Averaged accuracies obtained from MCC, PLS and OPLS spatial filters for two harmonic case, H = 2 (\( f_m \) and \( 2f_m \)) and window lengths of 1 s to 5 s. The standard deviation from mean accuracy is depicted using error bars.

The accuracy across all ten subjects for MCC, PLS and OPLS spatial filters with PSDA as the feature extractor across window lengths of 1 s to 5 s is depicted in Fig. 2. PSDA was used across all the methods under comparison as a common feature extractor to analyse them uniformly. Overall, the detection accuracies was seen to improve as the window length increased. The OPLS provided a more efficient and improved detection performance in terms of accuracy compared to both MCC and PLS across all the subjects. The Averaged accuracy across the ten subjects depicted in Fig. 3 which provides a insight into the stability of the algorithms to inter-subject variability. The standard deviation from mean accuracy is depicted using error bars. Similar to Fig. 2, the mean detection accuracy of OPLS was highest across the methods. The figures also confirms that OPLS can achieve consistent and stable higher detection accuracies compared classical spatial filters such as MCC and PLS.

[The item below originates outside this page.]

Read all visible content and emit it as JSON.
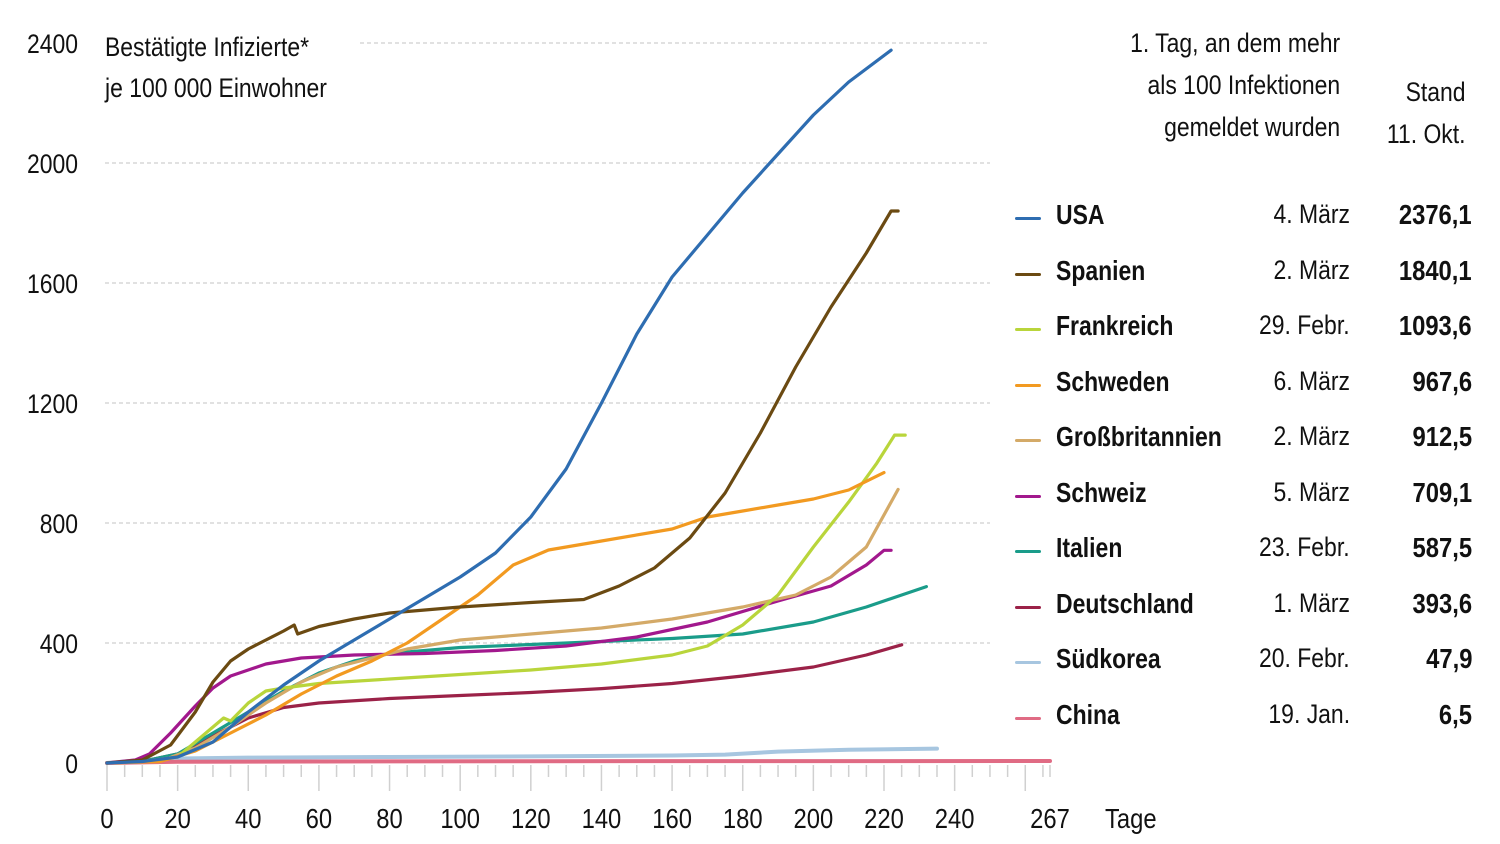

Two way repeated measures ANOVA was used to examine the differences in accuracies depending on detection method used and window lengths. The Greenhouse Geisser correction was made if the data did not conform to the sphericity assumption. The post-hoc paired t-tests (Bonferroni corrected) were used to compare the significance of difference accuracies across detection methods for various window lengths [10, 13]. The Two way ANOVA found significant differences in accuracies due to both methods factor (F(2,18) = 62.98, p < 0.001) and window length (F(4,36) = 462.98, p < 0.001) but there was no significant interaction effects. The results of the post-hoc tests can be seen in Table 1 which depicts the consistent performance of OPLS compared to PLS and MCC.

By designing a spatial filter that minimizes the MSE instead of maximizing the covariance between EEG and SSVEP model, higher detection accuracy has been achieved. The OPLS is shown to provide statistically significant improvement in the detection performance compared to conventional SSVEP spatial filters such as MCC and PLS. Further, the orthonormalized PLS improves upon the advantages of PLS algorithms such as tolerance to multicollinearity and uniquely weighs the features that provide better approximation of the SSVEP model.

Table 1. Post-hoc paired t-test (Bonferroni’s corrected) of differences in detection accuracies between MCC, OPLS and PLS for window lengths from 1 s to 5 s

4 Conclusion

We have proposed, orthonormalized PLS (OPLS) as a novel spatial filter for extracting SSVEP from the noisy EEG data. To demonstrate the superior performance of the proposed method, MCC and PLS were used for comparison using a common feature extractor (PSDA). The result showed that minimizing the MSE between the EEG data and SSVEP references rather than maximizing covariance improves the detection accuracy significantly. The method provides efficient performance across subjects and statistically significant improvement in accuracies across window lengths relative to the methods under comparison. Hence, the OPLS can be considered for a robust and calibration less way of extracting SSVEP features with high SNR.